CVE-2020-35652 in Asterisk
Summary
by MITRE • 01/29/2021
An issue was discovered in res_pjsip_diversion.c in Sangoma Asterisk before 13.38.0, 14.x through 16.x before 16.15.0, 17.x before 17.9.0, and 18.x before 18.1.0. A crash can occur when a SIP message is received with a History-Info header that contains a tel-uri, or when a SIP 181 response is received that contains a tel-uri in the Diversion header.
Be aware that VulDB is the high quality source for vulnerability data.
Analysis
by VulDB Data Team • 02/21/2021
This vulnerability exists in the Asterisk telephony platform's SIP parsing functionality, specifically within the res_pjsip_diversion module that handles diversion headers in SIP communications. The issue manifests when the system processes incoming SIP messages containing malformed History-Info headers with tel-uri references or when processing SIP 181 responses with tel-uri elements in Diversion headers. The vulnerability represents a classic buffer overflow condition that occurs during the parsing of these specific URI formats, where the application fails to properly validate or sanitize input data before processing. This flaw affects multiple major versions of Asterisk including the 13.x, 14.x, 15.x, 16.x, 17.x, and 18.x release lines, indicating a widespread impact across the platform's long-term support versions. The vulnerability is categorized under CWE-121 as a stack-based buffer overflow, which occurs when the application writes data beyond the bounds of allocated memory buffers during SIP header processing. The attack surface is particularly concerning as SIP infrastructure serves as a critical communication layer for voice and video services, making this vulnerability exploitable by malicious actors who can send crafted SIP messages to cause system instability.

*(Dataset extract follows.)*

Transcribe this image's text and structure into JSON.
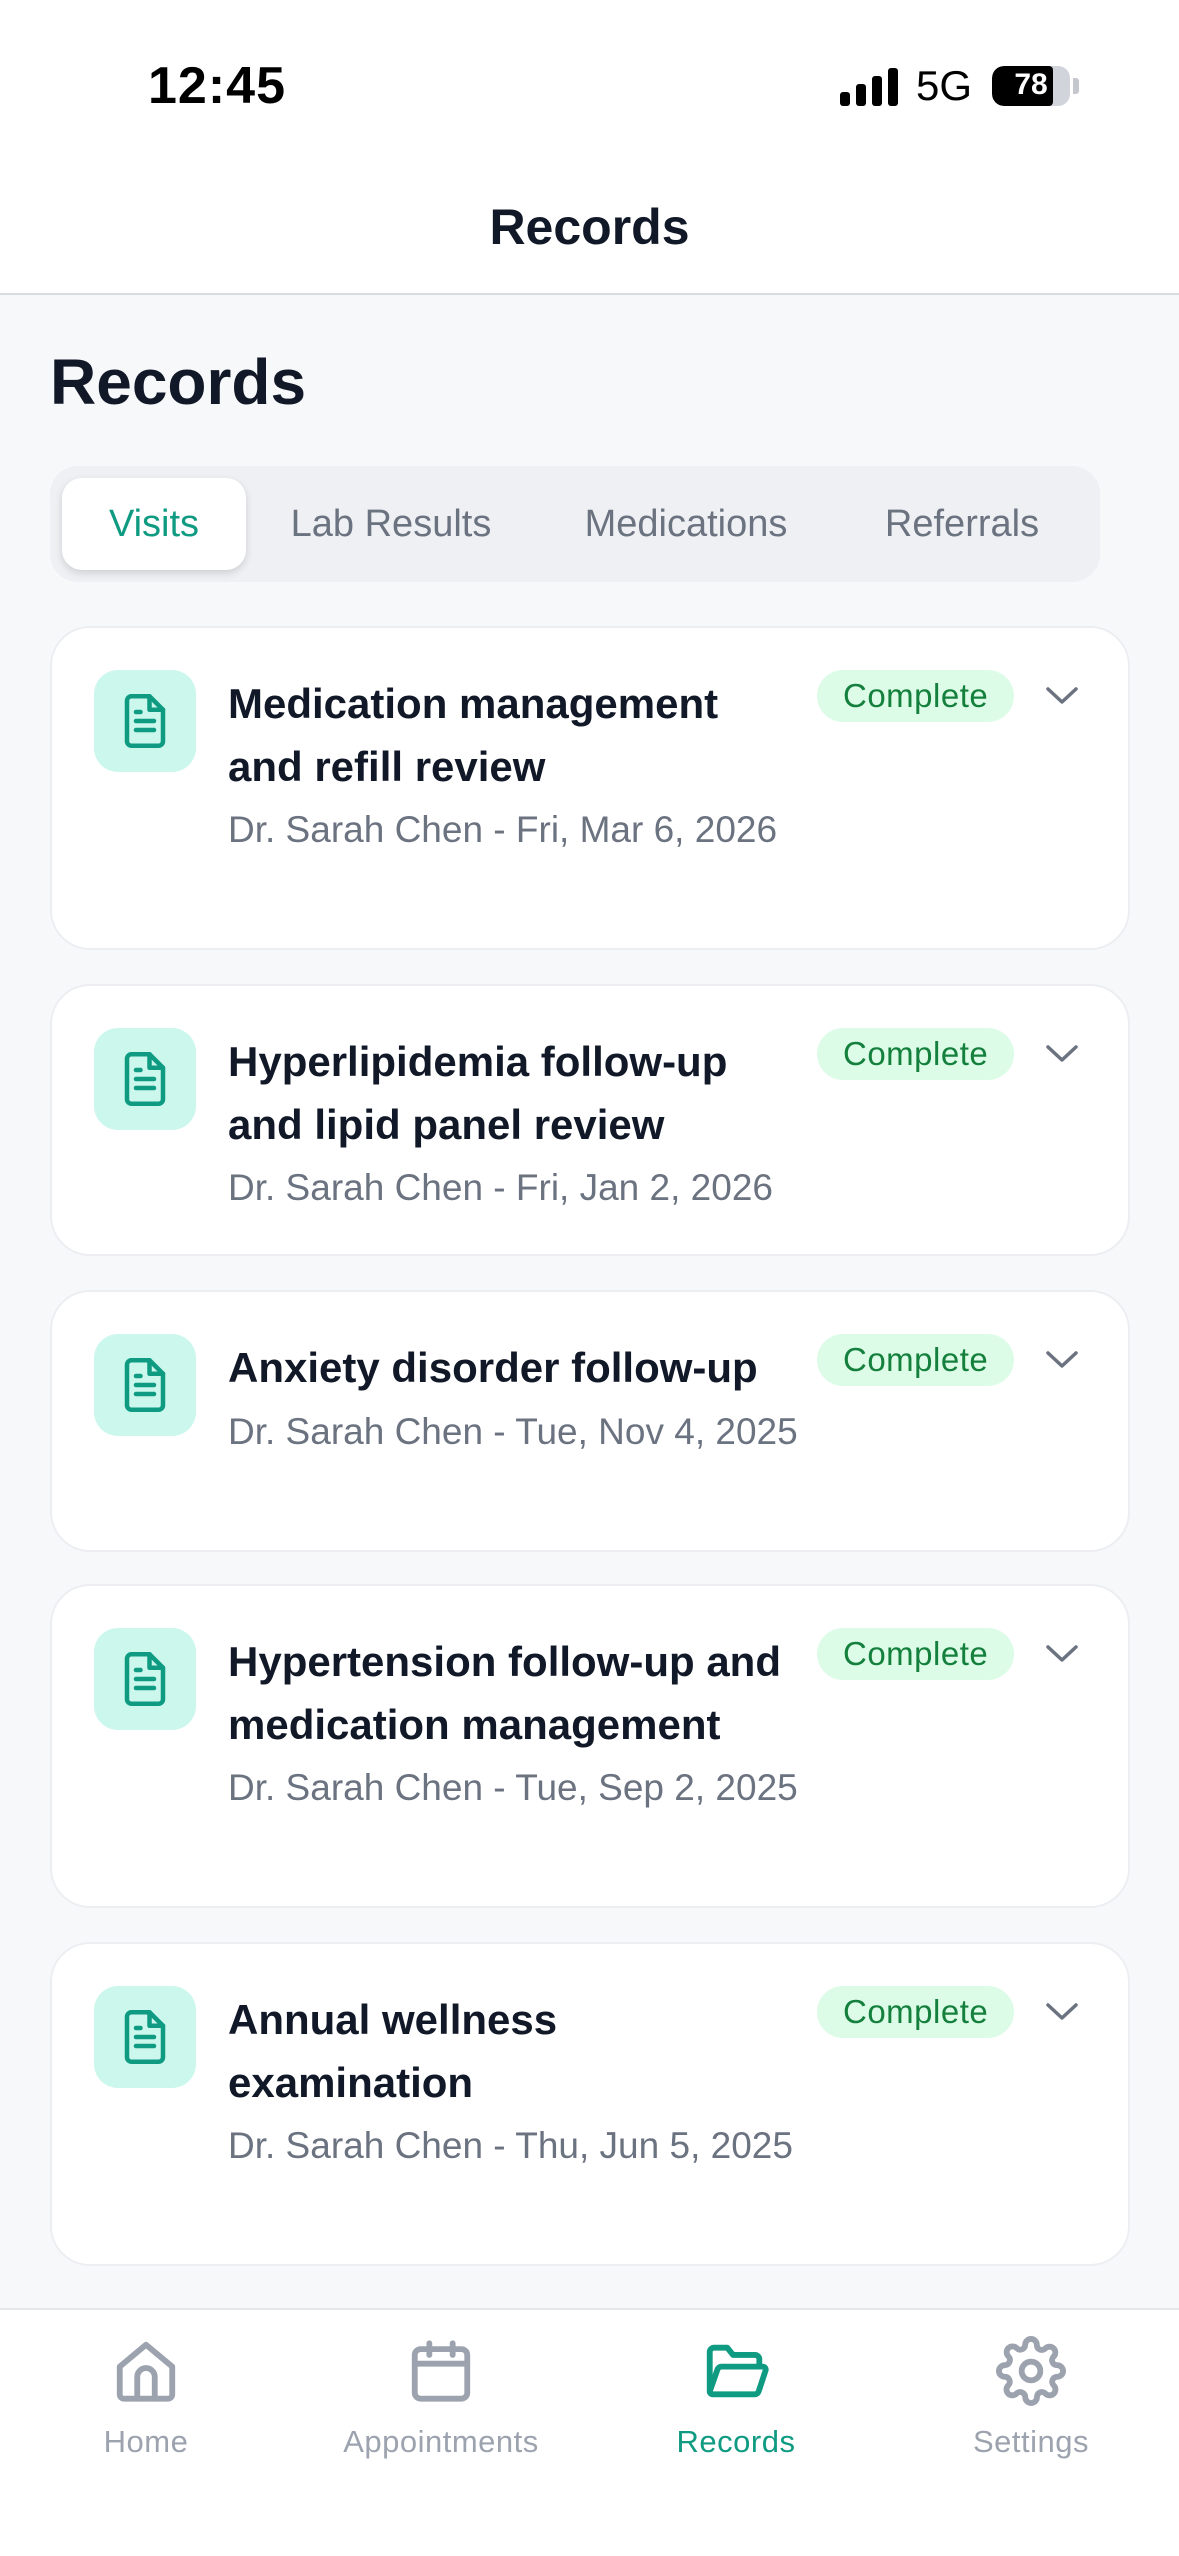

The technical execution of this vulnerability relies on the improper handling of Uniform Resource Identifier (URI) formats within the SIP protocol stack. When a malicious actor sends a SIP message containing a History-Info header with a tel-uri or a SIP 181 response with a Diversion header containing tel-uri, the Asterisk system attempts to parse and process these URIs without adequate bounds checking. The parsing routine fails to validate the length or structure of the tel-uri elements, leading to memory corruption that results in an application crash. This crash occurs because the system allocates insufficient buffer space to accommodate the parsed URI data, causing a segmentation fault or access violation when attempting to write beyond the allocated memory boundaries. The vulnerability is particularly dangerous in production environments as it can be triggered by legitimate network traffic, making it difficult to distinguish between normal operations and malicious attacks. The impact extends beyond simple service disruption as the crash can potentially lead to denial of service for legitimate users and may provide an entry point for more sophisticated attacks if the memory corruption can be exploited for code execution.

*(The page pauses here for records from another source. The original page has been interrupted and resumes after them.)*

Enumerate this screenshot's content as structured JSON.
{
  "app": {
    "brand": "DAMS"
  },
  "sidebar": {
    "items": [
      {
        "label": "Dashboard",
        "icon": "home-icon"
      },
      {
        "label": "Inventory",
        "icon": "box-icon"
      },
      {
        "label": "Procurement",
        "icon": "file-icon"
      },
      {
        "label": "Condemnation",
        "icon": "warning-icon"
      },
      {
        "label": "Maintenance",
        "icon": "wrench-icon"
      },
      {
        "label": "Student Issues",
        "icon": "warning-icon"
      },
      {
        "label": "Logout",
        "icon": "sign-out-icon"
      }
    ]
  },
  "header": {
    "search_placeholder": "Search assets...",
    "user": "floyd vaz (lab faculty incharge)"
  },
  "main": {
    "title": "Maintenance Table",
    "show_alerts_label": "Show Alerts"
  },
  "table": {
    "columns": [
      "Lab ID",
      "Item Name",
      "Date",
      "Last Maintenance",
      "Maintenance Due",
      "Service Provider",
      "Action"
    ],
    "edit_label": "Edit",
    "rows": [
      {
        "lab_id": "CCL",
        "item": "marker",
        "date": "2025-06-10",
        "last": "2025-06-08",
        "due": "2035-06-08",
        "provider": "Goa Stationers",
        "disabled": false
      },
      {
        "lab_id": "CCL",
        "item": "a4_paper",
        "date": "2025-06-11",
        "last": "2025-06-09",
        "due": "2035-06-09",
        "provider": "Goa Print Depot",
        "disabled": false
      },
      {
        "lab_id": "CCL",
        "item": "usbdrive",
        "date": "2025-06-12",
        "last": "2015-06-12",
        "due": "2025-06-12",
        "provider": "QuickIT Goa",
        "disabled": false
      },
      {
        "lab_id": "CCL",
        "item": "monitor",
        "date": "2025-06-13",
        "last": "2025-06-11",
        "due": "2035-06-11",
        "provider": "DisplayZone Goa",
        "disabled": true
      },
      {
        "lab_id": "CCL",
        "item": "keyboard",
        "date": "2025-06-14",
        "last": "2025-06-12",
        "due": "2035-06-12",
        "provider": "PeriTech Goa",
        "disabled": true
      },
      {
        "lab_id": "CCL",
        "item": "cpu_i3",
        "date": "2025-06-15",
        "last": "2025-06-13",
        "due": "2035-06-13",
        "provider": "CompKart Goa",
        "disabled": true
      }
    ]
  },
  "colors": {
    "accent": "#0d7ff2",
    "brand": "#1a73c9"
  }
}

The operational impact of this vulnerability extends significantly beyond simple system crashes, as it affects critical telephony infrastructure that many organizations depend upon for business communications. Organizations running affected versions of Asterisk are vulnerable to denial of service attacks that can disrupt voice services, video conferencing, and other communication channels that rely on SIP protocols. The vulnerability is particularly concerning for service providers and enterprises that operate large-scale telephony systems, as a single malicious SIP message can cause cascading failures across multiple communication channels. In addition to service disruption, the vulnerability may expose sensitive system information through crash dumps or memory corruption artifacts that could be analyzed by attackers to develop more sophisticated exploitation techniques. The timing of the vulnerability's exploitation is also significant as it can occur at any point during SIP message processing, making it difficult to implement effective network-level protections or monitoring solutions. The vulnerability affects not only the immediate system stability but also the reliability of communication services that depend on Asterisk's SIP implementation, potentially leading to business disruption and loss of customer confidence.
Mitigation strategies for this vulnerability should focus on immediate version upgrades to patched releases of Asterisk, specifically versions 13.38.0, 16.15.0, 17.9.0, and 18.1.0, which contain the necessary fixes for the buffer overflow conditions. Organizations should also implement network-level controls such as SIP message filtering to block malformed History-Info and Diversion headers that contain tel-uri references, particularly in environments where the source of SIP traffic cannot be fully trusted. The implementation of proper input validation and sanitization measures within the SIP processing stack should be enforced to prevent similar vulnerabilities from occurring in other components of the system. Additionally, organizations should establish monitoring and alerting mechanisms to detect unusual patterns in SIP traffic that may indicate exploitation attempts, utilizing tools that can identify malformed URI structures before they reach the vulnerable parsing functions. From a defensive perspective, implementing rate limiting and connection controls on SIP endpoints can help reduce the impact of potential exploitation attempts while also providing valuable time for security teams to respond to incidents. The vulnerability also highlights the importance of regular security assessments and penetration testing of telephony infrastructure, particularly in environments where SIP traffic flows through untrusted networks, as outlined in the ATT&CK framework's methodology for identifying and mitigating network-based vulnerabilities.